Doug is insistent on making a whole roasted foie gras. George is braising some veal and presenting it with some vegetables and pommes puree. There is some French going on around here. Melissa is challenging herself with shortribs. Mei is making duck a l'orange but you know it will show off some of herself. You can't spell Mei without ME. Gregory is making Coq au Vin. Tom wanders in during cooking to advise them to channel Julia and then they all try to sound like Julia. None of them will ever be known for their impersonation abilities.

We eat. It's outside. It's beautiful. The diners, or the we, are Dana Cowin, Jacques, Alex Prudhomme (related to Julia), Tom, Padma, Boston chefs Barbara Lynch, Joanne Chang, Mary Dumont, and little old me. I am hungry so don't talk much.

The food is really good overall. There were some issues like drier ribs, monotonous veal, raw foie, and maybe some flabby duck skin, but pound-for-pound they did the dishes well. Tops are Gregory and Mei, and the verdict is an interesting one. Gregory nailed a classic, but it was like he channeled Julia too much and did a textbook version, while Mei nailed a riff on a dish with her duck a l'orange.
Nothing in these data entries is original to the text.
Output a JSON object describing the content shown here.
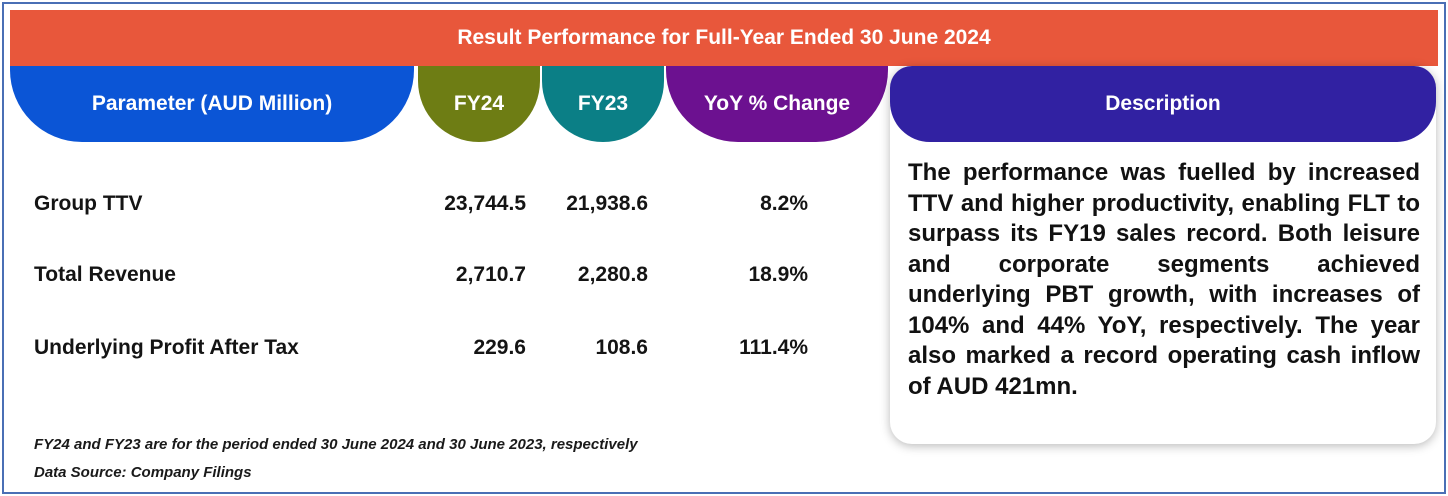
{
  "title": "Result Performance for Full-Year Ended 30 June 2024",
  "headers": {
    "parameter": "Parameter (AUD Million)",
    "fy24": "FY24",
    "fy23": "FY23",
    "yoy": "YoY % Change",
    "description": "Description"
  },
  "rows": [
    {
      "label": "Group TTV",
      "fy24": "23,744.5",
      "fy23": "21,938.6",
      "yoy": "8.2%"
    },
    {
      "label": "Total Revenue",
      "fy24": "2,710.7",
      "fy23": "2,280.8",
      "yoy": "18.9%"
    },
    {
      "label": "Underlying Profit After Tax",
      "fy24": "229.6",
      "fy23": "108.6",
      "yoy": "111.4%"
    }
  ],
  "description": "The performance was fuelled by increased TTV and higher productivity, enabling FLT to surpass its FY19 sales record. Both leisure and corporate segments achieved underlying PBT growth, with increases of 104% and 44% YoY, respectively. The year also marked a record operating cash inflow of AUD 421mn.",
  "footnote": "FY24 and FY23 are for the period ended 30 June 2024 and 30 June 2023, respectively",
  "source": "Data Source: Company Filings",
  "colors": {
    "banner": "#e8573b",
    "parameter": "#0b55d6",
    "fy24": "#6e7d14",
    "fy23": "#0b7f86",
    "yoy": "#6c1190",
    "description": "#3121a2"
  }
}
It is arbitrary who should win but Mei pulls it off and wins a just decision.

Not so arbitrary but still close is the bottom trio of Melissa, George, and Doug. Melissa erred in rib cookery. George cooked stunning veg but it was the veal that was a yawn. Alas, Doug bows out with his dish, a dish that he had never done but dreamed about. You don't just do roasted whole lobes of foie at the restaurant you work at, cause the owner chef would probably stab you if you ruined the 300 bucks in product. But this is TV money so he took a chance. The problem is that cooking whole foie is tricky. You can''t sear it too much or you will render away the beauty, and then you need to temper-roast it in a medium heat oven. Then it comes out and you rest it on a wire rack. It is pretty much served just warm. He did all of those steps, but over-seared it and then cooked it a hair hot, and not long enough, resultingin a greasy, yet raw internal. Funny thing is that the rest of the stuff on the plate was awesome. Well Doug, you were a favorite of ours and I wish you much success in Last Chance Kitchen.